Formulation and evaluation of mouth dissolving film of clozapine

Objective: The aim of the present study was to develop the mouth dissolving film of Clozapine to treat the symptoms of schizophrenia. Solubility of drug was enhanced by cyclodextrin inclusion complexes, β-CD and HP β-CD, from which HP β-CD shows high solubility.Clozapine is a tricyclic dibenzodiazepine, classified as an atypical antipsychotic agent. Schizophrenia is a mental disorder characterized by a breakdown of thought processes and by a deficit of typical emotional responses. Schizophrenia is a challenging disorder that makes it difficult to distinguish between what is real and unreal, think clearly, manages emotions, and functions normally. So, dosage form which gives quick onset of action is needed. MDF was suitable dosage form. The objective was to formulate MDF having least disintegration time with a better mechanical strength which ultimately gives faster onset of action. Experimental work: The films were formulated by various film forming polymers (PVA, HPMC E15, PVP K30, Guar Gum and Xanthan Gum), Plasticizers (PEG 400, PG, and Glycerin), saliva stimulating agent (citric acid), sweetening agent (mannitol) and surfactant (tween 80), solubility enhancer (Hydroxyl propyl β- cyclodextrine). MDF were prepared by solvent casting technique. Trial batches were formulated to optimize plasticizer, polymer and polymer combination. The optimized plasticizer and polymer combination was selected, 32 factorial designs was applied and from factorial batches the batch with least DT and good mechanical properties was optimized and kept for stability study for 1 month.
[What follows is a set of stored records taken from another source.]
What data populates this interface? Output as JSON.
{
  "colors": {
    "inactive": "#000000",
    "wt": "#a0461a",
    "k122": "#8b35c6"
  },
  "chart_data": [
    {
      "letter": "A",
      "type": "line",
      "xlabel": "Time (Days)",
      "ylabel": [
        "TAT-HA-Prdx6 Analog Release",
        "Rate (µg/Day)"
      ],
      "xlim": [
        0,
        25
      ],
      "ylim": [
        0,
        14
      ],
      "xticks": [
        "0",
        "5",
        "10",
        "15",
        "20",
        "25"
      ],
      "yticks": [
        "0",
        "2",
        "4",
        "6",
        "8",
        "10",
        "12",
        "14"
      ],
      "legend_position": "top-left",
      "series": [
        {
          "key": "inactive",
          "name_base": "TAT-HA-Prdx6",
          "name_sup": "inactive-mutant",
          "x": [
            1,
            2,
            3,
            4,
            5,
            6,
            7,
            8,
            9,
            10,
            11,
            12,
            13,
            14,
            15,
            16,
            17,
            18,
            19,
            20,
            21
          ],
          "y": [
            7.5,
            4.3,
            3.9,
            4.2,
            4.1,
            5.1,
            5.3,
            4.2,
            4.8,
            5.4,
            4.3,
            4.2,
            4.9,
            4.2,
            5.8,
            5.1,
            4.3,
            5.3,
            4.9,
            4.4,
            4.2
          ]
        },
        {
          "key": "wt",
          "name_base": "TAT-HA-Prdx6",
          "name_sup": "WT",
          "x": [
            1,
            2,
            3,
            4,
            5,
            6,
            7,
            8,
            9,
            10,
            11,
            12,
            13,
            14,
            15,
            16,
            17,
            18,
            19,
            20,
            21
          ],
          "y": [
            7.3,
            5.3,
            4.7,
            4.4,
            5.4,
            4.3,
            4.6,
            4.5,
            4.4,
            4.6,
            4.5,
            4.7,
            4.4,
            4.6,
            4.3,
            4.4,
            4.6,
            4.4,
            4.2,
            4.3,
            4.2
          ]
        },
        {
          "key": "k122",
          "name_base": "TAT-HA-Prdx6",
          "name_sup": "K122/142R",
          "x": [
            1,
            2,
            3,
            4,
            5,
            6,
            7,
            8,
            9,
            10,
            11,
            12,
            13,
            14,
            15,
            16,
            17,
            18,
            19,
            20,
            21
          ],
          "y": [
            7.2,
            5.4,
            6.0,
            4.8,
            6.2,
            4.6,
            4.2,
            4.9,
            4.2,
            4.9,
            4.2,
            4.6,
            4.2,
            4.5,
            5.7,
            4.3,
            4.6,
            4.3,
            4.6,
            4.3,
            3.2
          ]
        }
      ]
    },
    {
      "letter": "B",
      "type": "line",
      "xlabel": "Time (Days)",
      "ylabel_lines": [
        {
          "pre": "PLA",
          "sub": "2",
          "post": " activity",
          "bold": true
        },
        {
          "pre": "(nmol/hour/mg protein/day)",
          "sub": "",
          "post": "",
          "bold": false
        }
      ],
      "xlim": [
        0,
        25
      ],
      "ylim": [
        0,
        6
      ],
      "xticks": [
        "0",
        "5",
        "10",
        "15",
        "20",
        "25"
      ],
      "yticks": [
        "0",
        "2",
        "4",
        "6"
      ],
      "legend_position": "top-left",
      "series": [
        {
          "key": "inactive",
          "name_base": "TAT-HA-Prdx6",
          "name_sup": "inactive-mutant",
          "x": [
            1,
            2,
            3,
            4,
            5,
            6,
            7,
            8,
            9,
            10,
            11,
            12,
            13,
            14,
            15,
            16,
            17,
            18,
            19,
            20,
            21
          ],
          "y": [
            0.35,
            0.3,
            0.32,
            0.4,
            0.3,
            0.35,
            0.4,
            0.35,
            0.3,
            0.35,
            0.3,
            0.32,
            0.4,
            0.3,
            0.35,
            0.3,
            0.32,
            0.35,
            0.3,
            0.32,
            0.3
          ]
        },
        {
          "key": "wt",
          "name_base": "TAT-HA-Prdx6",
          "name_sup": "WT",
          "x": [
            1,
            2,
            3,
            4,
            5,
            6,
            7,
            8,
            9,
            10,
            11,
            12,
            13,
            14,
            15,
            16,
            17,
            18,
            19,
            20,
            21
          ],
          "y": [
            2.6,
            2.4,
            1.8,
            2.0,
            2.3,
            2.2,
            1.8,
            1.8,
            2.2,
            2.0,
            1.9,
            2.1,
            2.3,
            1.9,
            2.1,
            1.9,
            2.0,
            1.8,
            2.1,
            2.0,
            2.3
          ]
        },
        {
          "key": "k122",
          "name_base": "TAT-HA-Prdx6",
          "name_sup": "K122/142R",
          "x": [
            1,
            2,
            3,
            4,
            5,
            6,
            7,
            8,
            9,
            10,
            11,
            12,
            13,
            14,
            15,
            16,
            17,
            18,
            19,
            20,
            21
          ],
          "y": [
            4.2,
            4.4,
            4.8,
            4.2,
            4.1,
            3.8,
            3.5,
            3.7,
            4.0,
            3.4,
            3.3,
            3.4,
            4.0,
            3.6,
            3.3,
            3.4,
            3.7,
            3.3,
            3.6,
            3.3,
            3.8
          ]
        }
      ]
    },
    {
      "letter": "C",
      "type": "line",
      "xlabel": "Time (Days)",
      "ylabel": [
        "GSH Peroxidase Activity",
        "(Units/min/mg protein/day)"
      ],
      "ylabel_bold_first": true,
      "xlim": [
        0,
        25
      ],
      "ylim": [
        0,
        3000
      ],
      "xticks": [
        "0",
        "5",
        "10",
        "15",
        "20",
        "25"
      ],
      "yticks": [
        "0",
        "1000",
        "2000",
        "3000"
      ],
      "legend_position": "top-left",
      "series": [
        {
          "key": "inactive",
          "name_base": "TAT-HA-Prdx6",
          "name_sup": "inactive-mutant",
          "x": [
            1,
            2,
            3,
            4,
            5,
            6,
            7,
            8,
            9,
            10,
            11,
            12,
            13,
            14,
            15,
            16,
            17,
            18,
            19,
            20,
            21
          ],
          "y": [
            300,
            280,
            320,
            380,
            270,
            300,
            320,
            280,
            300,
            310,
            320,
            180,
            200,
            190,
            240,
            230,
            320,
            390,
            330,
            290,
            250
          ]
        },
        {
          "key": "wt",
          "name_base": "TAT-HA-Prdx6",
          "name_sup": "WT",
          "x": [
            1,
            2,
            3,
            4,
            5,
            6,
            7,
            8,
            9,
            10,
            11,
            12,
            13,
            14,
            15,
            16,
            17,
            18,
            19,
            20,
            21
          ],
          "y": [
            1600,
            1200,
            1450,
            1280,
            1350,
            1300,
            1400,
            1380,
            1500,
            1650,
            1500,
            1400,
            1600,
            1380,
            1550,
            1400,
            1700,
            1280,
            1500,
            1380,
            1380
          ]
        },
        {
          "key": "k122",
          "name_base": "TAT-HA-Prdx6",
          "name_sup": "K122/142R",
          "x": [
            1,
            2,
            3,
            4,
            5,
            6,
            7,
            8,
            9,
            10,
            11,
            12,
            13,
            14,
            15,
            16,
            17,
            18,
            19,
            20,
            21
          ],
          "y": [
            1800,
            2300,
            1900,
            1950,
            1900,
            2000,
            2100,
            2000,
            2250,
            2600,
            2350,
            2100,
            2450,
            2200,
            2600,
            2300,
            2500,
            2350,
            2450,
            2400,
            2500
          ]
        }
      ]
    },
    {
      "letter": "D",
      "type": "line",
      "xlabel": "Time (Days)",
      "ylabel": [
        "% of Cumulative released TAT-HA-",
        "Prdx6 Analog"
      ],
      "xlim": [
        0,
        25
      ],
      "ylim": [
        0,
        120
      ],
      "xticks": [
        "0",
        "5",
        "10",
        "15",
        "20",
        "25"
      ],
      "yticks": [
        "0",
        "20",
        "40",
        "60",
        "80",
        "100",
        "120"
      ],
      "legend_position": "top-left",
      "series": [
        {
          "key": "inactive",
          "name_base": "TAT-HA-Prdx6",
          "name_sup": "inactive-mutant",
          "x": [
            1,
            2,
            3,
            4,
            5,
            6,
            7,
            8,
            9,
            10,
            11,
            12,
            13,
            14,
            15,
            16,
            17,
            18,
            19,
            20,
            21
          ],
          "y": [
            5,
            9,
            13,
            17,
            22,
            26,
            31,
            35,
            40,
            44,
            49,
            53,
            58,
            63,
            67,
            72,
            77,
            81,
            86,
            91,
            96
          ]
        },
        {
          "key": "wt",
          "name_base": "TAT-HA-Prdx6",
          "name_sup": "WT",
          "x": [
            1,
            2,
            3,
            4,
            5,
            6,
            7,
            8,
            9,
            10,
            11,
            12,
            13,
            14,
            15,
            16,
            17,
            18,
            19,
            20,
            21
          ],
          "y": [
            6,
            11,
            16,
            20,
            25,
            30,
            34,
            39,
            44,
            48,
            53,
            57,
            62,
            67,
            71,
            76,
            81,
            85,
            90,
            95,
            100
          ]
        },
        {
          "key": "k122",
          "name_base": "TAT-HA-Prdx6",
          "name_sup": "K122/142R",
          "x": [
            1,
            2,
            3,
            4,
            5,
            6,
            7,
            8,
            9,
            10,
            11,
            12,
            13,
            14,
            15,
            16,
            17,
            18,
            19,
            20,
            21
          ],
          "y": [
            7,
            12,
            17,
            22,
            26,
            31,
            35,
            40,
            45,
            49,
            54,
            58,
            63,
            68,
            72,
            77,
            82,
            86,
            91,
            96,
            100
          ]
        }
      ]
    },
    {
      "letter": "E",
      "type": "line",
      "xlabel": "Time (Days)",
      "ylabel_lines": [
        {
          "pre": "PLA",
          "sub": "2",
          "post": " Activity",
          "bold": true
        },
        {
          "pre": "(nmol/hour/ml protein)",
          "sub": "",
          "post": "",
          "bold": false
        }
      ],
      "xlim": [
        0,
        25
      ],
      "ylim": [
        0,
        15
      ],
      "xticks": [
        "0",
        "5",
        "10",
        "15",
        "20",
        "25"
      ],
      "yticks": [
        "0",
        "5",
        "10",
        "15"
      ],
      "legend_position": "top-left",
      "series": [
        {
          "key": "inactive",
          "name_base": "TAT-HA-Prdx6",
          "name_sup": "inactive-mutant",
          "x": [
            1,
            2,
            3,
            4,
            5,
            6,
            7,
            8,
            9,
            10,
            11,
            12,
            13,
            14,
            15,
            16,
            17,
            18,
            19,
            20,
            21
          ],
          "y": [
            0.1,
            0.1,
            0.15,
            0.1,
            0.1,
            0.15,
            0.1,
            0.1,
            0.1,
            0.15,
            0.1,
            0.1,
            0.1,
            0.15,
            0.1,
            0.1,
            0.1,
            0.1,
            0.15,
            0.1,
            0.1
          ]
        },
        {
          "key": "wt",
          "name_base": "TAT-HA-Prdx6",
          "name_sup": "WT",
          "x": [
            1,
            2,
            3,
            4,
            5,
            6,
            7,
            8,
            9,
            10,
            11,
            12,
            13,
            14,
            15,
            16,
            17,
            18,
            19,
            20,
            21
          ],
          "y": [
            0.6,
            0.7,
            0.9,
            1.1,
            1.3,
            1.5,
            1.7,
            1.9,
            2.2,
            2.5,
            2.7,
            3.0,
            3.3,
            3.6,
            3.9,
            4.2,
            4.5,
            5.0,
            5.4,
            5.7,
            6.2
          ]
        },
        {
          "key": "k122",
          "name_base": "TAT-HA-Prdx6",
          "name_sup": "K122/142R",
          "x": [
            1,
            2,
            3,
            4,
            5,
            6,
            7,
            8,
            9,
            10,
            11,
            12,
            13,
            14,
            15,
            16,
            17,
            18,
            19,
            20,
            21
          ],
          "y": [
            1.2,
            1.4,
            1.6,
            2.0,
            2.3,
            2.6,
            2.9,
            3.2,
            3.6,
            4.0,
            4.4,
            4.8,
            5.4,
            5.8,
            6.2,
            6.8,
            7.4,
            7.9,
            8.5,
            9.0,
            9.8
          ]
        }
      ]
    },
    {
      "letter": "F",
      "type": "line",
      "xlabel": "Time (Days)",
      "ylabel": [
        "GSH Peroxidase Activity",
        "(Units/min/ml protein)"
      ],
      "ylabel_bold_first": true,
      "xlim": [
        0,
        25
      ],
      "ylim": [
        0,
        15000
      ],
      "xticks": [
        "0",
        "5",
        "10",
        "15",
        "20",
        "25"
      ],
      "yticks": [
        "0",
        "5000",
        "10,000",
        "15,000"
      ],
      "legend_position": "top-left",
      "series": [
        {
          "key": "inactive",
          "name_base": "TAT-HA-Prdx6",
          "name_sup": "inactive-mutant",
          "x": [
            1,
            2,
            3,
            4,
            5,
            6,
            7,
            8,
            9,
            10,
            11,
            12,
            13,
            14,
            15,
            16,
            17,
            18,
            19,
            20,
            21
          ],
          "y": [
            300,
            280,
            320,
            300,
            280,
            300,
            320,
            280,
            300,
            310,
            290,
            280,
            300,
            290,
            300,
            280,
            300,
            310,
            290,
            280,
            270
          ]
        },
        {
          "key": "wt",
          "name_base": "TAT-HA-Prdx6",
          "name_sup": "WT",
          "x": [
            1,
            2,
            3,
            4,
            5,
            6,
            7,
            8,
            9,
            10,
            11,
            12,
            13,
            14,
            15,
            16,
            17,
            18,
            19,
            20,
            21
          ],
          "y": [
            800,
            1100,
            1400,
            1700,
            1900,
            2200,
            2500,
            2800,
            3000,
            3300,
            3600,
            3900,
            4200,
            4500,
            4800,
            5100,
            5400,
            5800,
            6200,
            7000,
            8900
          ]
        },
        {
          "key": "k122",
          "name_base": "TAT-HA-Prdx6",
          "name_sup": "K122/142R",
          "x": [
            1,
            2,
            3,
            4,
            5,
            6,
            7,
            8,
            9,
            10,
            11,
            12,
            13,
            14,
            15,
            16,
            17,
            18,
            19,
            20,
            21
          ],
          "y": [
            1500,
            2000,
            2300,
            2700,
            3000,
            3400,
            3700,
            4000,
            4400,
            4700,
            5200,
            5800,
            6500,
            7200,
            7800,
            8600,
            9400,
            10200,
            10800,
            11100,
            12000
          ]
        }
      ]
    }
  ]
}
Result: Trail batches, PG was optimized as plasticizer. While single polymer was not able to produce the film with desired quality, polymer combination was used. The polymer combination of HPMC E15 and PVA was optimized. Solubility of clozapine has been enhanced by Hydroxyl propyl β-cyclodextrin inclusion complex. Further factorial design was applied, the batch with 1000mg of HPMC E15 and 200mg of PVA was optimized and found stable after 1 month.The optimized batch of clozapine film having desired DT and mechanical propertiesthat is potentially usefulfor the treatment of depression were fast onset of action is required.